Notes from the Field

Winn Maddrey
Technekes
Published in
2 min readJun 27, 2016

Recently I attended Oracle’s Modern Marketing Experience (#MME16) in Vegas. The event was started by marketing automation platform and company Eloqua, which Oracle bought in 2012, and has evolved into a “must-attend” for marketers.

I had a few reactions.

First, the MME took me roaring back to the days when I worked for the U.S. Government and came down with acronym-phobia. My first days were filled with B2B, B2C, IPs, ABM, ISP, MMS, SMS, DNS, HB, SB, BI, WIFI, DIY, DMP, CDO, CRM, ERP, PPC, SEO, SFDC and their too-soon conversion into “verb” use.

Once I got over my issue(s), I dug in and tried to wade through the terms and digest.

The rooms were filled with all types of marketers — from corporate to agency and others — all trying to learn the current, evolving landscape. To me, this many people willing to admit that they need to know more is fascinating since it illustrates the speed and scale of changes in the marketing arena.

The event itself is an immersive study for sales and marketing teams to try and grapple with the onslaught of technology (AdTech and MarTech), apps, data and the exponential reach and growth of the combination of these tools. Plainly, many in the enterprise are struggling with the dilemma of choosing the right tool(s) and those deliberations and the need to get started. While not exactly “paralysis by analysis,” there’s a struggle of when to pull the trigger. Spend too much time doing research and you risk be tossed back to square one when the landscape changes. Or invest too much in any tool, and you risk getting stuck and unable adopt the next flavor.
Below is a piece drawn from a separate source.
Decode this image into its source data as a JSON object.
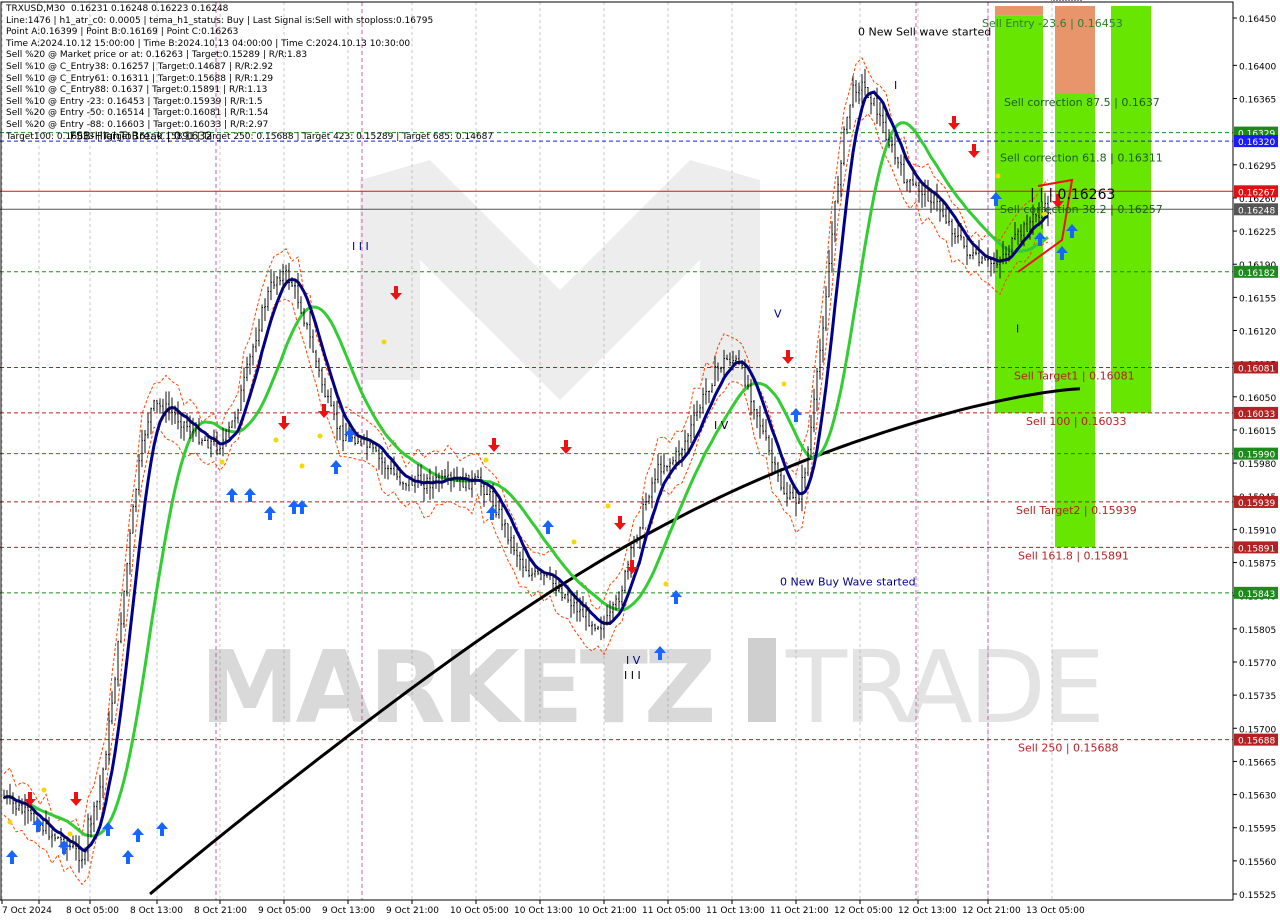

The event seeks to pinpoint the key issues that marketing and sales leaders need to bone up on or implement. Of course, there was no single decisive moment, yet Account-Based Marketing (refer to ITSMA, SiriusDecisions or Demandbase for the definition), Intelligent Content Sourcing (combined with social listening) and Responsive Content Generation (in effect, ensuring that your content is aligned with the market and not written in a vacuum) were the buzzwords and/or foci for the near term (+/- 12 months?).

Only time will tell if these, or other prognostications, will have staying power.